Great post, I had forgotten about the grocery sector. I remember when I was looking at KR & WFM, a few months back both seem to have good results with WFM poised to grow more, thus taking a larger share of the market. I’ve watched how WF has grown in popularity and they’re opening new stores, so that looks good. What I had not thought of was the fact that the dividend rate for these companies can indeed increase as well. Thanks for posting this and reminding me!
Glad you enjoyed the post and was reminded about this sector. I know it is a highly competitive sector with very small margins but as a whole it’s a sector that commands a huge amount of annual sales. WFM is a definite grower and the other major market players seem to be going through a consolidation phase as the Albertson’s buyout of SWY just occurred and KR is buying up many regional markets as well. There could be some interesting dividend and capital appreciation plays in this space. Thanks for stopping by and commenting.
I was looking at Whole Food seem like a good bargain since their stock got pretty much pummel. The dividend/yield is a bit low, but does have some potential. The P/E is also high but I will continue to monitor this stock. I have shop at both kroger and safeway before, but have never look at their stock.

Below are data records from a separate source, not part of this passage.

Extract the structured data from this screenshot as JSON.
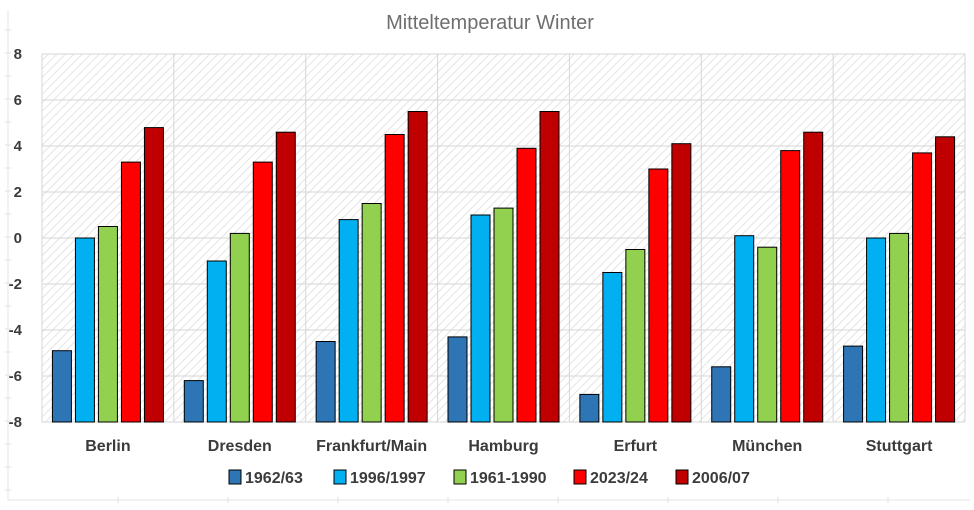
{
  "chart_data": {
    "type": "bar",
    "title": "Mitteltemperatur Winter",
    "xlabel": "",
    "ylabel": "",
    "categories": [
      "Berlin",
      "Dresden",
      "Frankfurt/Main",
      "Hamburg",
      "Erfurt",
      "München",
      "Stuttgart"
    ],
    "ylim": [
      -8,
      8
    ],
    "yticks": [
      "8",
      "6",
      "4",
      "2",
      "0",
      "-2",
      "-4",
      "-6",
      "-8"
    ],
    "grid": true,
    "legend_position": "bottom",
    "series": [
      {
        "name": "1962/63",
        "color": "#2E75B6",
        "values": [
          -4.9,
          -6.2,
          -4.5,
          -4.3,
          -6.8,
          -5.6,
          -4.7
        ]
      },
      {
        "name": "1996/1997",
        "color": "#00B0F0",
        "values": [
          0.0,
          -1.0,
          0.8,
          1.0,
          -1.5,
          0.1,
          0.0
        ]
      },
      {
        "name": "1961-1990",
        "color": "#92D050",
        "values": [
          0.5,
          0.2,
          1.5,
          1.3,
          -0.5,
          -0.4,
          0.2
        ]
      },
      {
        "name": "2023/24",
        "color": "#FF0000",
        "values": [
          3.3,
          3.3,
          4.5,
          3.9,
          3.0,
          3.8,
          3.7
        ]
      },
      {
        "name": "2006/07",
        "color": "#C00000",
        "values": [
          4.8,
          4.6,
          5.5,
          5.5,
          4.1,
          4.6,
          4.4
        ]
      }
    ]
  }
}
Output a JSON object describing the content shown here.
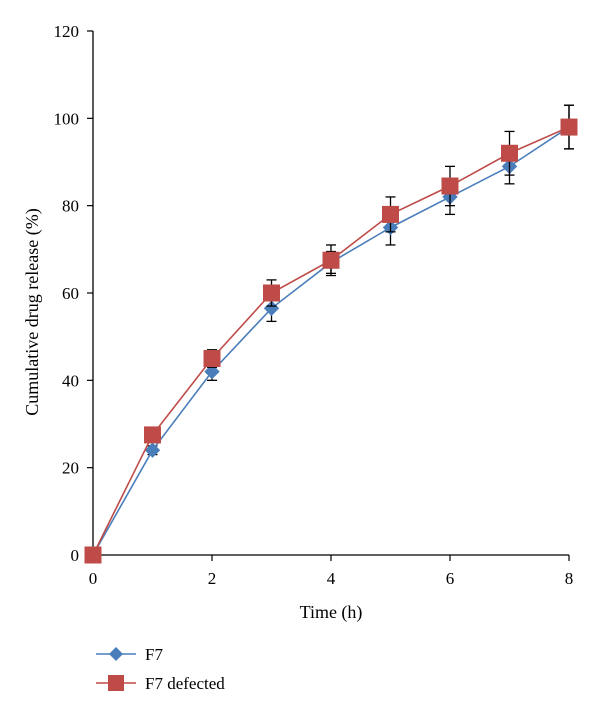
{
  "chart_data": {
    "type": "line",
    "title": "",
    "xlabel": "Time (h)",
    "ylabel": "Cumulative drug release (%)",
    "xlim": [
      0,
      8
    ],
    "ylim": [
      0,
      120
    ],
    "x_ticks": [
      "0",
      "2",
      "4",
      "6",
      "8"
    ],
    "y_ticks": [
      "0",
      "20",
      "40",
      "60",
      "80",
      "100",
      "120"
    ],
    "grid": false,
    "legend_position": "bottom-left",
    "x": [
      0,
      1,
      2,
      3,
      4,
      5,
      6,
      7,
      8
    ],
    "series": [
      {
        "name": "F7",
        "values": [
          0,
          24,
          42,
          56.5,
          67,
          75,
          82,
          89,
          98
        ],
        "errors": [
          0,
          1,
          2,
          3,
          2.5,
          4,
          4,
          4,
          5
        ],
        "color": "#4a7ebb",
        "marker": "diamond"
      },
      {
        "name": "F7 defected",
        "values": [
          0,
          27.5,
          45,
          60,
          67.5,
          78,
          84.5,
          92,
          98
        ],
        "errors": [
          0,
          1.5,
          2,
          3,
          3.5,
          4,
          4.5,
          5,
          5
        ],
        "color": "#be4b48",
        "marker": "square"
      }
    ]
  }
}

WFM is the company with the fastest growth prospects. KR and SWY (now Albertson’s) are buying up a lot of smaller regional chains and will no doubt change the supermarket landscape as they consolidate many of their stores. It’s a tough industry to be in for sure but when the stocks are priced right you can get some nice capital appreciation coupled with dividend payments while you wait. Thanks for stopping by and commenting.